函数模板重载决策与用户定义的转换运算符

Question

What is the correct output for following code according to C++11 standard?

#include <iostream>

template <typename X>
class A
{
public: 
    A()
    {
        std::cout << "A::A" << std::endl;
    }
    A(const A<X>&)
    {
        std::cout << "A::A(const A<X>&)" << std::endl;
    }
    A<X>& operator = (const A<X>&)
    {
        std::cout << "A::opeartor =(conat A&)" << std::endl;
        return *this;
    }
};

void* GetData()
{
    // return data based on some condition
    static A<int> a;
    return &a;
}

class P
{

public:
    template <typename T>
    operator T&()
    {
        void* pData = GetData();             
        std::cout << "P::operator T&()" << std::endl;
        return *(reinterpret_cast<T*>(pData));
    }

    operator A<int>()
    {
        std::cout << "P::opeartor A<int>" << std::endl;
        return A<int>();
    }
};

int main(int /*argc*/, char** /*argv*/)
{
    P objP;
    A<int> objA = objP; // case 1
    objA = objP; // case 2
    return 0;
}

clang and gcc produce following output.

P::opeartor A<int>
A::A
A::A
P::operator T&()
A::opeartor =(conat A&)

VS 2015 generates output as shown below.

A::A
P::operator T&()
A::A(const A<X>&)
P::operator T&()
A::opeartor =(conat A&)

Case 1

VS2015 picks template version where as gcc and clang picks non template version.

Case 2

All three compilers pick template version.

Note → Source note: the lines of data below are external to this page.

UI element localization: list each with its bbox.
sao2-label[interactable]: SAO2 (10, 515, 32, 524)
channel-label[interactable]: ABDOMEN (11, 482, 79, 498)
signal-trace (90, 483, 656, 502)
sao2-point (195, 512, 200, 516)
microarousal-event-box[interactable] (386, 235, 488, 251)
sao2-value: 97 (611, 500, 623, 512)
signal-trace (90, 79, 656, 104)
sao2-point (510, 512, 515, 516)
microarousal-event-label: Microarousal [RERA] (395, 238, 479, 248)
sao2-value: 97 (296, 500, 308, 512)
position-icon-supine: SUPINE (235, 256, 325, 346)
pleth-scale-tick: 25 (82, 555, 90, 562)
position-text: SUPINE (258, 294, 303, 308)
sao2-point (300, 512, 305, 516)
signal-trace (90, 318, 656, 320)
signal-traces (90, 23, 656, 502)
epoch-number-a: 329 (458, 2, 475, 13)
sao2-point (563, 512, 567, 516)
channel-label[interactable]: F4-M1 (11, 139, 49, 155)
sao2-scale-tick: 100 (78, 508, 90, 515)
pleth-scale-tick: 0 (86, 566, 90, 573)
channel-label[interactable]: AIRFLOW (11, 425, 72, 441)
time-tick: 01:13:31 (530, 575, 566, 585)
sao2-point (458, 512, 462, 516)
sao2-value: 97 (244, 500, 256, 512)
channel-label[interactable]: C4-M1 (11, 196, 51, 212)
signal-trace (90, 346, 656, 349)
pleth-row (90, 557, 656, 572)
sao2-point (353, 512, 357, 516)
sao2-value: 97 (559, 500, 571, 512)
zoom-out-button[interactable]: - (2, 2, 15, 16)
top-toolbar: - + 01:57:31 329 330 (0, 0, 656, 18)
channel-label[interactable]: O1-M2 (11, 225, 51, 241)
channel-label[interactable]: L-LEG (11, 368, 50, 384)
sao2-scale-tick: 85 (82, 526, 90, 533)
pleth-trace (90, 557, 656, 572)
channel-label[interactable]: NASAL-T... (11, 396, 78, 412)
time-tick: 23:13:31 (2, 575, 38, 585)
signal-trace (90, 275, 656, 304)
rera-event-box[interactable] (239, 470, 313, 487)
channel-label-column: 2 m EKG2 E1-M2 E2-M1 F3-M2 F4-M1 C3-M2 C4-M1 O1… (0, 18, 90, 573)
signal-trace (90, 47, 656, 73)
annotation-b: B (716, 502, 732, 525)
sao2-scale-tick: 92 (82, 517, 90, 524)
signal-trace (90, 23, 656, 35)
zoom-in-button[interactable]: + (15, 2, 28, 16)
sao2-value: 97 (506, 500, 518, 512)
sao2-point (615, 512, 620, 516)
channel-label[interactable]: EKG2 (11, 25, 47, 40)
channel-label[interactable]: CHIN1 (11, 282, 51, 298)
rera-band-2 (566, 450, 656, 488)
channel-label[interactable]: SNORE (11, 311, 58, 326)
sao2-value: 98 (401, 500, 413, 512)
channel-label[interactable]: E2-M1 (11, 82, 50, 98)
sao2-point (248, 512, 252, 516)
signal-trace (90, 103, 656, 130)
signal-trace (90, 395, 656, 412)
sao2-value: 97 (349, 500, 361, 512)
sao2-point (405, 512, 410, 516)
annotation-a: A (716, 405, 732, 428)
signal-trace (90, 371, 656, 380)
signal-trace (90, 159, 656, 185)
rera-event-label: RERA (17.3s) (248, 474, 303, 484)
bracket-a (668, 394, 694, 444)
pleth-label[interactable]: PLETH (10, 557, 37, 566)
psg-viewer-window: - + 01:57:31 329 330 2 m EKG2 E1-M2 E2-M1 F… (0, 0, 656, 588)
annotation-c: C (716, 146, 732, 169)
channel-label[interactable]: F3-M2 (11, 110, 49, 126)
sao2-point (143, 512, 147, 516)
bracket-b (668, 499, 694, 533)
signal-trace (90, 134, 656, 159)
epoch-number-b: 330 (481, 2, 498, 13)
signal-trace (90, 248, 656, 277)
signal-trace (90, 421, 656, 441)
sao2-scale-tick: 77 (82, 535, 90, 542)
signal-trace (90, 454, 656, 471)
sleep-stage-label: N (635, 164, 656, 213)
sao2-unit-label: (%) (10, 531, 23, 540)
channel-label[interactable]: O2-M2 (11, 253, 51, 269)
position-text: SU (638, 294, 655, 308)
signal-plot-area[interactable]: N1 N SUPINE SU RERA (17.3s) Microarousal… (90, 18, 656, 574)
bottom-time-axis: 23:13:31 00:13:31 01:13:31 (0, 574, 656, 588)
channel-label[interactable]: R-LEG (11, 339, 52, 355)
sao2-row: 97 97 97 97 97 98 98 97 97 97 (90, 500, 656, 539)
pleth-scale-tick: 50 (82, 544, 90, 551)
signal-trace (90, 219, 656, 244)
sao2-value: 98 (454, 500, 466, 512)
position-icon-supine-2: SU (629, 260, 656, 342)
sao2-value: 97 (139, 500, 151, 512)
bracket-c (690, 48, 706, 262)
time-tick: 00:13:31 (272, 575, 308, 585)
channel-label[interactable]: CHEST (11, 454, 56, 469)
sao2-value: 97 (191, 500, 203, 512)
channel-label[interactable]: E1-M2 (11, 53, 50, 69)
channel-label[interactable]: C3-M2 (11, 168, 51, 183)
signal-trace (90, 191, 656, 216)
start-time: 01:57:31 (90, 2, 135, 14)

How can we explain this behavior with reference to C++ 11 standard?

Answer 1

MSVC is wrong. The behavior here depends on whether the destination type is a reference type, which affects the set of candidate functions.

• In copy-initialization of an object ( A<int> objA = objP; ), the applicable rules in [dcl.init]/17 says that the destination type is A<int> and the candidate set is governed by [over.match.copy] , under whose rules that it includes both conversion functions; they are tied, and the template/non-template tiebreaker selects the non-template.

• In initializing a reference const A<int>& (the parameter of operator= ), [dcl.init.ref]/5 applies, which says that you first do overload resolution with a candidate set specified by [over.match.ref] , which, when initializing an lvalue reference to object, includes only conversion function returning references.

  Thus in this case the only candidate is the template; it proves viable and is selected. The non-template isn't even considered.

This also means that A<int> objA(objP); will use the template, because there you do overload resolution on the constructors of A<int> , and will be trying to initialize the const A<int>& parameter of A<int> 's copy constructor.